California’s laws on the payment of wages
California requires that your wages be paid as follows:
- Generally, you must be paid at least twice during each month – on specific designated days such as the second and fourth Fridays of the month. The dates of payment must be stated in a notice at the employer’s location that indicates when and where you’ll be paid.
- The California Labor Code provides that you should be paid by the 26th of each month for work performed between the 1st and the 15th of the month. You should be paid by the 10th of the following month for work performed between the 16th and the end of the month.
- Generally, if your employer pays employees weekly, every other week, or twice a month for work other than between the dates in the above paragraph – you should be paid within seven days of the end of the payroll period.
- There are additional rules for when overtime must be paid.
- If you’re discharged, all your wages (including any accrued vacation time) should be paid when you are terminated. Generally, you cannot claim compensation for any unused sick leave unless sick leave payment is part of your written contract.
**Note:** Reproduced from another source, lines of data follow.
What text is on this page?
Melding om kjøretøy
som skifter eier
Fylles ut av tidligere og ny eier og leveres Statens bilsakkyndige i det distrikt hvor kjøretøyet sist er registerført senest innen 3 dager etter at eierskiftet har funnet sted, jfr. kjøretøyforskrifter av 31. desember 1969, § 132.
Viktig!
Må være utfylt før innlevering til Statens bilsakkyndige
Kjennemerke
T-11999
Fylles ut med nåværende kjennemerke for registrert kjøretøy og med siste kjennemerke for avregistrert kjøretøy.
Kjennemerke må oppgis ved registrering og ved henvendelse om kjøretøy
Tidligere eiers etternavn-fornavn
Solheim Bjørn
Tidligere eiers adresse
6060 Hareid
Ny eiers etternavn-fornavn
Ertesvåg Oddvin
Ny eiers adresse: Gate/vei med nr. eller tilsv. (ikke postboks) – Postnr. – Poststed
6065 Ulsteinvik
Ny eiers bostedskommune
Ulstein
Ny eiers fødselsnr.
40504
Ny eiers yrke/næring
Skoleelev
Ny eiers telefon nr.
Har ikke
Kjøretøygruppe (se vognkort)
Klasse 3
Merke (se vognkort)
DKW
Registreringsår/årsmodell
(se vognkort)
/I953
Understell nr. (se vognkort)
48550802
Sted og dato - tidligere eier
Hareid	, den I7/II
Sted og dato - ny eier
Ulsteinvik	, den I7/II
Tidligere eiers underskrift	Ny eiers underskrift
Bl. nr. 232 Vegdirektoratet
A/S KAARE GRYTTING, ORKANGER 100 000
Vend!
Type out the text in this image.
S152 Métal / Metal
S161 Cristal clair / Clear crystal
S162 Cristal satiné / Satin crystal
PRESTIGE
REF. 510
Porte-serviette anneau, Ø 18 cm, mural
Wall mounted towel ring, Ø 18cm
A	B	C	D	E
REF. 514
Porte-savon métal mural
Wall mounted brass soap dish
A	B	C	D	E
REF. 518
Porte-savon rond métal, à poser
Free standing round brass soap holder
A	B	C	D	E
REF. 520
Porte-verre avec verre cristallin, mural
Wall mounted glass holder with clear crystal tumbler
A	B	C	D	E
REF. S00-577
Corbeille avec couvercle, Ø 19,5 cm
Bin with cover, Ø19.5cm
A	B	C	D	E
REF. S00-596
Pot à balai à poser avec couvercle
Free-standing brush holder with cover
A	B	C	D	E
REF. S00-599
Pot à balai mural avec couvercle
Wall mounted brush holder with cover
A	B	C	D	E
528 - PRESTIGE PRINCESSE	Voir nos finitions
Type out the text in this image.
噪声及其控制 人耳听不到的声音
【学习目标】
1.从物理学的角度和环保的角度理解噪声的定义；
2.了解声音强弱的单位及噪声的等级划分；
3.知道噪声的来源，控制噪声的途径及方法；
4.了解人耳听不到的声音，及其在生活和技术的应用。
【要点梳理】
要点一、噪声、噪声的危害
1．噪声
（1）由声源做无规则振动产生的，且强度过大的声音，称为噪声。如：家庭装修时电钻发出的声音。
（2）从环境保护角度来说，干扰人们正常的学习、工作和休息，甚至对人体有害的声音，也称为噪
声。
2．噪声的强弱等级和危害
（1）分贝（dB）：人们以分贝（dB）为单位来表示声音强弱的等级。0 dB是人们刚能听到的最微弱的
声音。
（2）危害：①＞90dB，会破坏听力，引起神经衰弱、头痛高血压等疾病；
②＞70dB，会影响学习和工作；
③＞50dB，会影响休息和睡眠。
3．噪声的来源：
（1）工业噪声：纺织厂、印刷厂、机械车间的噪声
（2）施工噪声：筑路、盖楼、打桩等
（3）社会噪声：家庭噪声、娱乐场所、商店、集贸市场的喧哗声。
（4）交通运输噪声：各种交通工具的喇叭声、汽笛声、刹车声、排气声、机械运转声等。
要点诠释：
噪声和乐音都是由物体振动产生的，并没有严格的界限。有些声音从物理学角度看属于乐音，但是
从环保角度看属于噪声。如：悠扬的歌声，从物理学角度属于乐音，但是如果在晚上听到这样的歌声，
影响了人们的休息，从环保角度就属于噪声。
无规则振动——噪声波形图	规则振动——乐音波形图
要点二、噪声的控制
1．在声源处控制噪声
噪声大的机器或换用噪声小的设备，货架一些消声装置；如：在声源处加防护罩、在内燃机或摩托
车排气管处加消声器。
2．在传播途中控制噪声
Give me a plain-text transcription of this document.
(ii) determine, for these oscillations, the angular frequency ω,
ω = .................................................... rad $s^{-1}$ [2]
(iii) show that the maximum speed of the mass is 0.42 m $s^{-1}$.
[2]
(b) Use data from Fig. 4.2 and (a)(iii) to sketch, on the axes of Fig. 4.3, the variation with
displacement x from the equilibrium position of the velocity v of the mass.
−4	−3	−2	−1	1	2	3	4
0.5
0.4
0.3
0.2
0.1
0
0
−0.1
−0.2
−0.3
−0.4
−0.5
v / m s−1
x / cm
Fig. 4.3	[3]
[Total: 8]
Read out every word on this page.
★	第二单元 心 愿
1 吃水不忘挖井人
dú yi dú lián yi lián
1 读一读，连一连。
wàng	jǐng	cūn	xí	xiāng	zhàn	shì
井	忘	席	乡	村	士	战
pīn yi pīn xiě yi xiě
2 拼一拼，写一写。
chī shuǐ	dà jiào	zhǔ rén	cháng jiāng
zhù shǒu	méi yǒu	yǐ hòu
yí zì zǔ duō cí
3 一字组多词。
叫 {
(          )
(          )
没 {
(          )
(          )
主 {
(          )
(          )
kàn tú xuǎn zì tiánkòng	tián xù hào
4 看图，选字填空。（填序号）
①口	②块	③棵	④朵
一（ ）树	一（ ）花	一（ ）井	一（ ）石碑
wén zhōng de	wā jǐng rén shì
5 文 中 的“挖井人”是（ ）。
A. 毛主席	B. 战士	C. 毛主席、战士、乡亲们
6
Employees who do seasonal work should be paid within 72 hours from the date of the seasonal layoff.
- There are additional wage rules for employees in the motion production industry, the oil drilling industry, and certain entertainment venues.
- There are other rules for employees who don’t have a written employment contract for a specific time period – if they give at least 72 hours of their intent to quit.
What remedies can employees assert for the non-timely payment of wages?
There are different types of remedies depending on your employment status and other factors. The best course of action is to contact our seasoned employment lawyers. We’ll explain your rights and what steps you should take to assert your rights. Your rights may depend on the laws we discussed above, other California laws, and federal employment laws. Your rights may also depend on a written employment contract.
Some common steps include:
- Contacting the human resources department for your employer.
- Contacting your union representative if you belong to a union.
- Contacting the California Department of Industrial Relations
- Contacting our respected California employment lawyers
What damages are you entitled to for the non-timely payment of your wages?
If your employer doesn’t pay you according to your contract, California law, or federal law; you may bd entitled to the following:
- The wages that you earned
- Any interest for the delay
- A waiting time penalty – which, according to the California Department of Industrial Relations (same link as above), is your daily pay rate for each day your pay is delayed – up to 30 days. We’ll explain when you’re eligible for the penalty and when you’re not. The 30 days’ pay is more than most employees’ normal pay because most employees only work 5 days a week, not every day.
There are a few notes of caution:
- Generally, California’s pay laws apply to employees but not to independent contractors.
- Normally, your employer cannot force you to sign a release or impose any conditions if you are leaving the company or were terminated from the company. Any claims the employer may have for tools in your possession, for intellectual property, or to get you to waive claims you may have against your employer – should be handled separately.
- You normally have the right to ask your employer to mail your last paycheck. Some employees prefer receiving their last paycheck by mail if they’ve been terminated.